It's no secret the rules guiding network television are changing. NBC's decision to launch its fall lineup ahead of schedule, announced at last week's Television Critics Tour here, is further proof of that. But NBC is not the only network to address TV's shifting landscape.
In the face of persistent ratings drops, at least three of the other major networks are also challenging some of the industry's most widely held assumptions (CBS and UPN held press sessions over the weekend).
Still, the week's most sensational news was from NBC: Immediately following its Aug. 13-29 broadcast of the Summer Olympics, the network will launch most of its fall schedule, putting it two to three weeks ahead of the season's traditional premiere week. "We are not going to let the calendar dictate when the season starts," Jeff Zucker, NBC Entertainment, News and Cable Group president, told critics and reporters. Although he stopped short of pronouncing the fall's traditional start dead, Zucker said all the broadcasters are moving in NBC's direction. "Clearly, there is an evolution going on in television, and all the old rules are changing right now," he said.
Viewing patterns are prompting the change, noted John Rash, svp, director of broadcast negotiations at Interpublic Group's Campbell Mithun in Minneapolis. TV audiences "have broken down the traditional business model that was dependent on repeats in the summer and fresh episodes during sweeps," he said.
With the breakdown of that model, networks are working toward programming year-round. Garth Ancier, co-chairman of The WB, suggested the possibility of airing series for 22- week stretches, showing each episode twice a week because "you've got to pay for the show."
But 22 weeks may be too long a run, said Lloyd Braun, chairman of the ABC Entertainment Television Group. In a climate crowded with entertainment options, Braun said ABC is focusing on more limited series, such as the eight-episode ancient-Rome drama Empire, scheduled for the fall. "We can make them a big event," he said. "The viewer doesn't have the daunting challenge of saying, 'How am I going to be invested all year long?' "
Pointing to HBO's success with a similar programming strategy, ABC Entertainment president Susan Lyne added: "There are some different ways we need to be looking at our programming and scheduling model, and not just do it the way it's always been done."

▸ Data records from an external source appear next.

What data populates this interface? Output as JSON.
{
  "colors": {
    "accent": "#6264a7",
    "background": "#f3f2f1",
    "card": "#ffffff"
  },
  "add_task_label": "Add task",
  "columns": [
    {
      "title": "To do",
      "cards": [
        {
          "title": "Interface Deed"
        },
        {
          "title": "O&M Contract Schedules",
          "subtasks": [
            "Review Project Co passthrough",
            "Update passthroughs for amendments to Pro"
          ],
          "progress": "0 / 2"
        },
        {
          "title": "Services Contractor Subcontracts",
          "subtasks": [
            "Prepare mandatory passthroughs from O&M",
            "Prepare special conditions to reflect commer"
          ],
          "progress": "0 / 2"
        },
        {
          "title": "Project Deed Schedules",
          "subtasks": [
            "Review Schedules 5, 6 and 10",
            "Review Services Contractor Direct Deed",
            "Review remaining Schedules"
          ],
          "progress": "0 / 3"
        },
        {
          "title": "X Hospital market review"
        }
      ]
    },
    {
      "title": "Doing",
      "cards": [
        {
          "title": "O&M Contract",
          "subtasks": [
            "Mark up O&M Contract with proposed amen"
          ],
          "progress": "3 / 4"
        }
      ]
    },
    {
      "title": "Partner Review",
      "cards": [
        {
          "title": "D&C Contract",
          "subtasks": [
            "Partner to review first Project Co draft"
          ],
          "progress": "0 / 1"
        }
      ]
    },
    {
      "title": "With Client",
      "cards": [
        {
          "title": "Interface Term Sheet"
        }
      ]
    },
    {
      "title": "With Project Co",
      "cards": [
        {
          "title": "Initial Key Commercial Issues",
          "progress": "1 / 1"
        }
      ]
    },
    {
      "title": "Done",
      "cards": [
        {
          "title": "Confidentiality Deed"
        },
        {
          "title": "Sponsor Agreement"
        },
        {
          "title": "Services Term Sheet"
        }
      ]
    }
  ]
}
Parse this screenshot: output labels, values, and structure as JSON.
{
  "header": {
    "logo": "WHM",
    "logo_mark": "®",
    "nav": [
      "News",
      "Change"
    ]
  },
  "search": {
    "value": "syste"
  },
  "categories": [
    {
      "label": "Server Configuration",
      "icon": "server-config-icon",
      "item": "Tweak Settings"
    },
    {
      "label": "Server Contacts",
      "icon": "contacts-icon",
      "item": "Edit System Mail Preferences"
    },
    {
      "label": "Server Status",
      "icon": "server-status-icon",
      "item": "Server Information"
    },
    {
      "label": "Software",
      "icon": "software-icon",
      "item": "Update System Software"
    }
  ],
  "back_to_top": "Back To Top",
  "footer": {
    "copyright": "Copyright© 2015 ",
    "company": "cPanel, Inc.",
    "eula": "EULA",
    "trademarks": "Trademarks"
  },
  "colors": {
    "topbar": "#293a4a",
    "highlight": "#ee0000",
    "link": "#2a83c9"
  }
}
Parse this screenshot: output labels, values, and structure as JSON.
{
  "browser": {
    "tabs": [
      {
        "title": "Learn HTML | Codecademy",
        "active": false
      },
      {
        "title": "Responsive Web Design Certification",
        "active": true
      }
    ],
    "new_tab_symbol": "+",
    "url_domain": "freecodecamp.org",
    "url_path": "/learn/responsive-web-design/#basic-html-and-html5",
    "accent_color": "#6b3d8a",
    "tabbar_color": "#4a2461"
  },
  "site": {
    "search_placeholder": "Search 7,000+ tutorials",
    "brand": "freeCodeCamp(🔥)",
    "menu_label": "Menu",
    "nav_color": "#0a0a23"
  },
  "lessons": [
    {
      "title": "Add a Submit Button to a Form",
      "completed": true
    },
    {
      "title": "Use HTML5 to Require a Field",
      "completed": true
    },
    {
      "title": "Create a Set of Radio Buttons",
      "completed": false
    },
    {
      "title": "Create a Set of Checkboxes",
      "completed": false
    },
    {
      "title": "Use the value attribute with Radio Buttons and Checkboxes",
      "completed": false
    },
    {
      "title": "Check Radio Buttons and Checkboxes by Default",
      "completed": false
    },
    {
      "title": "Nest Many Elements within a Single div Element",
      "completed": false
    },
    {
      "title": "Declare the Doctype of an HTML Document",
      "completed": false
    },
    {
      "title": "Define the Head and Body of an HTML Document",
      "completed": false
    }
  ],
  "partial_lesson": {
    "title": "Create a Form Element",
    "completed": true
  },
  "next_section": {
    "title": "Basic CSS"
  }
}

Limited series could encourage flexibility with the season's calendar. "Maybe you start to shift a night of programming from January to August," suggested WB co-CEO Jordan Levin.
Such shifts will likely affect how advertising is bought and sold. More first-run summer programming could boost sales of beer and soda, for example. "Marketers have key sales periods," Rash noted. "Some will be helped by an earlier start to the season, some will be hindered by an earlier end to the season."
Year-round programming will also affect the networks' development and production schedules. Talent contracts will need to be altered as well, a change Fox Entertainment president Gail Berman said already has taken place at her network, one of the first to initiate year-round programming. "What we have done is the wave of the future," she said.
If all the networks move up their premieres to compete with NBC, the traditional ratings season will change as well. "The new season starts whenever a majority of the networks' new episodes of returning programs come back [after the summer]," said Jack Loftus, svp, communications for Nielsen Media Research. Nielsen's Policy Guidelines Committee will meet in a few weeks to discuss the start of the new season, he added.
Innovative scheduling alone, however, is unlikely to solve broadcasters' ratings woes. "Scheduling is only one piece of the puzzle," noted Kathryn Thomas, associate director of Starcom Entertainment in Chicago. "It still comes down to content."
And one rival network exec claimed NBC's move was prompted more by its loss next season of Friends and Frasier than by a new vision for the network. "NBC is doing this to take the spotlight off the first two weeks of their regular-season ratings," the exec said. "It's a great strategy for a network that knows it is going to slip next season."